Covid-vaccinatie.be : « Je voulais informer le grand public, de manière claire et correcte »

Charly Pohu Journaliste

Depuis le mois de janvier, Joris Vaesen élabore des graphiques sur l’avancée de la campagne de vaccination. Retour sur les neuf mois pendant lesquels ce bénévole s’est investi corps et âme dans son projet: rendre publiques, et facilement compréhensibles, les données sur la vaccination.

Joris Vaesen est développeur web. Il travaille pour une entreprise à Genk, et développe des applications pour des pharmacies. Ses sujets d’intérêt sont la technologie, les données, le data, le respect de la vie privée. Par un souci de transparence, il a voulu rendre public les données de la vaccination, de manière simple à comprendre pour le grand public, lorsqu’elles n’étaient pas encore disponibles. Depuis, le site covid-vaccinatie.be a pris de l’ampleur et est devenu incontournable.

Le Vif: Quand avez-vous commencé le projet Covid-vaccinatie.be et quelles étaient vos motivations?

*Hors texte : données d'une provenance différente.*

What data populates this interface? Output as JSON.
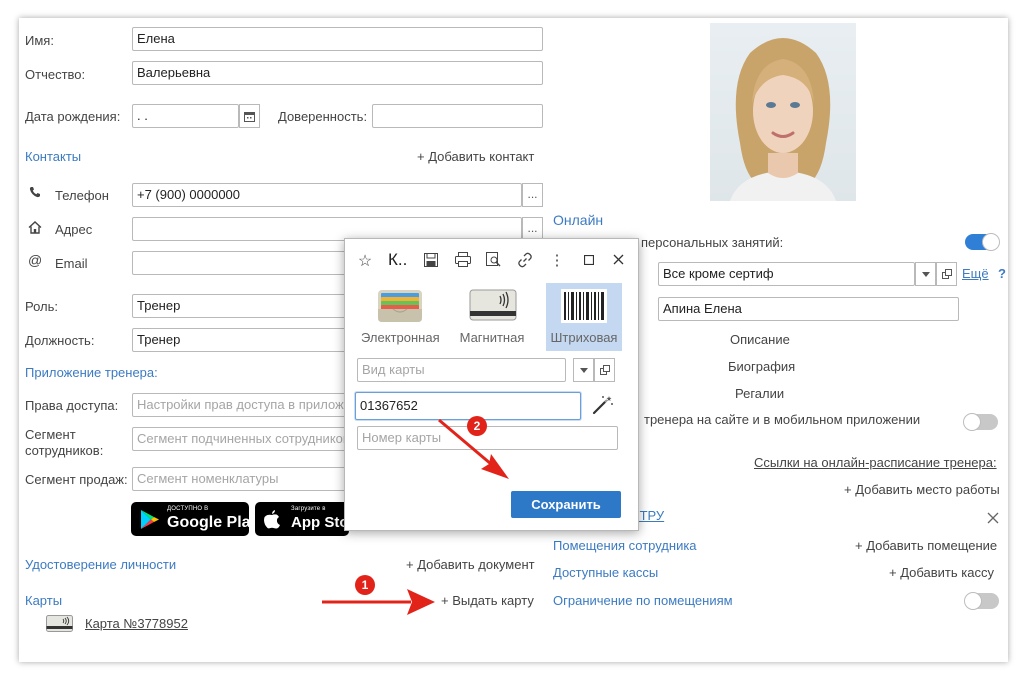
{
  "form": {
    "name_label": "Имя:",
    "name_value": "Елена",
    "patronymic_label": "Отчество:",
    "patronymic_value": "Валерьевна",
    "birth_label": "Дата рождения:",
    "birth_value": " .  .",
    "proxy_label": "Доверенность:",
    "contacts_link": "Контакты",
    "add_contact": "+ Добавить контакт",
    "phone_label": "Телефон",
    "phone_value": "+7 (900) 0000000",
    "address_label": "Адрес",
    "email_label": "Email",
    "role_label": "Роль:",
    "role_value": "Тренер",
    "position_label": "Должность:",
    "position_value": "Тренер",
    "trainer_app_link": "Приложение тренера:",
    "access_label": "Права доступа:",
    "access_placeholder": "Настройки прав доступа в приложении",
    "segment_emp_label": "Сегмент сотрудников:",
    "segment_emp_placeholder": "Сегмент подчиненных сотрудников",
    "segment_sales_label": "Сегмент продаж:",
    "segment_sales_placeholder": "Сегмент номенклатуры",
    "google_small": "ДОСТУПНО В",
    "google_big": "Google Play",
    "apple_small": "Загрузите в",
    "apple_big": "App Store",
    "identity_link": "Удостоверение личности",
    "add_document": "+ Добавить документ",
    "cards_link": "Карты",
    "issue_card": "+ Выдать карту",
    "card_link": "Карта №3778952",
    "ellipsis": "..."
  },
  "right": {
    "online_title": "Онлайн",
    "personal_label": "персональных занятий:",
    "filter_value": "Все кроме сертиф",
    "more_link": "Ещё",
    "help": "?",
    "name_value": "Апина Елена",
    "desc_label": "Описание",
    "bio_label": "Биография",
    "regalia_label": "Регалии",
    "show_site_label": "тренера на сайте и в мобильном приложении",
    "schedule_link": "Ссылки на онлайн-расписание тренера:",
    "add_workplace": "+ Добавить место работы",
    "tru_link": "нь ТРУ",
    "rooms_link": "Помещения сотрудника",
    "add_room": "+ Добавить помещение",
    "cashdesk_link": "Доступные кассы",
    "add_cashdesk": "+ Добавить кассу",
    "restrict_link": "Ограничение по помещениям"
  },
  "dialog": {
    "title": "К..",
    "type_electronic": "Электронная",
    "type_magnetic": "Магнитная",
    "type_barcode": "Штриховая",
    "card_kind_placeholder": "Вид карты",
    "barcode_value": "01367652",
    "card_number_placeholder": "Номер карты",
    "save_label": "Сохранить"
  },
  "annotations": {
    "step1": "1",
    "step2": "2"
  },
  "colors": {
    "accent": "#2e78c8",
    "link": "#3c7bc1",
    "arrow": "#e2231a",
    "selected_bg": "#c5d8f1"
  }
}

Joris Vaesen : Le 7 janvier de cette année je l’ai mis en ligne pour la première fois, je l’ai partagé sur twitter et ça a ainsi été rendu public. Ma motivation était surtout qu’à ce moment-là, au début de la campagne de vaccination, il n’y avait pas de chiffres officiels disponibles, et différents médias rapportaient divers chiffres, et on ne pouvait pas vraiment voir où on en était. L’espoir était que les vaccins allaient devenir notre liberté, donc je trouvais ça important de pouvoir suivre la progression, de voir comment ça avance. C’était pour afficher de manière claire et correcte tous les chiffres avancés dans les médias par les politiciens et les experts. Puis je me suis efforcé de visualiser ça via un dashbord: si je pouvais le faire pour moi-même, alors je pouvais aussi le faire pour le public, de façon à ce que d’autres personnes puissent en profiter pour avoir les chiffres de manière correcte et en direct.

Travaillez-vous tout seul ou en équipe avec d’autres personnes?

Le dashboard je le fais tout seul. Depuis le premier jour je l’ai développé tout seul, et je le fais tout seul encore aujourd’hui. J’ai rencontré quelqu’un via Twitter, qui entretient une page Facebook où il partage les mises à jour quotidiennes du dashboard. Mais la programmation et tout ce qui l’entoure, je le fais entièrement seul.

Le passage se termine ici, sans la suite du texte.